“Não vale a pena”: Na contramão com palavras de Siza Vieira, Estado já injetou mais 320 mil euros desde a insolvência

O Estado já injetou, desde o início de agosto, 320 mil euros na Dielmar. Parte do envelope financeiro foi atribuído, através da Segurança Social, via apoio à retoma (140 mil euros) e através de empréstimos do Banco de Fomento.

Revista de Imprensa

O Estado já injetou, desde o início de agosto, 320 mil euros na Dielmar. Parte do envelope financeiro foi atribuído, através da Segurança Social, via apoio à retoma (140 mil euros) e através de empréstimos do Banco de Fomento, de acordo com a informação avançada pelo jornal ‘Público’.

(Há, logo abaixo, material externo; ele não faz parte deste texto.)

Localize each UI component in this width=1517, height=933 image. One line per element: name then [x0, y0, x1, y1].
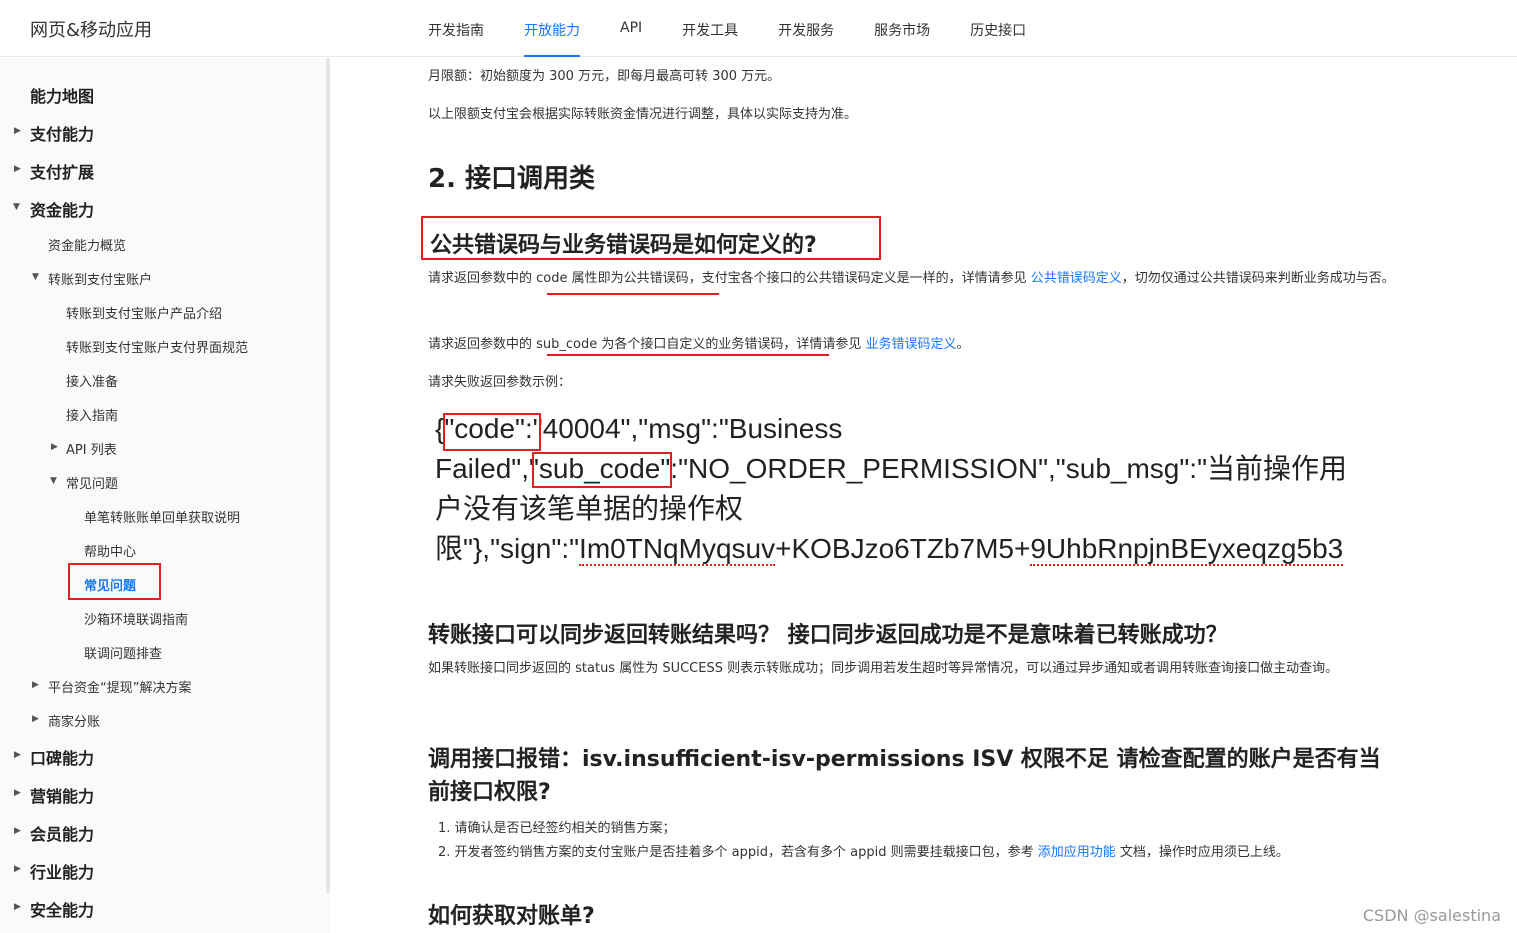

É de referir, como aliás recorda a publicação, que no dia 2 de agosto, Pedro Siza Vieira, ministro da Economia e da Transição Digital, anunciou que  não valia a pena “meter dinheiro fresco em cima de uma empresa que neste momento não tem salvação”. “Durante esse tempo, a fábrica de alfaiataria de Alcains, no concelho de Castelo Branco, não produziu uma única peça”, sublinha o mesmo jornal.

Fundada em 1965, em Alcains, por quatro alfaiates que uniram os seus conhecimentos, a Dielmar, que empregava atualmente mais de 300 trabalhadores, pediu a insolvência ao fim de 56 anos de atividade, uma decisão que a administração atribuiu aos efeitos da pandemia de covid-19.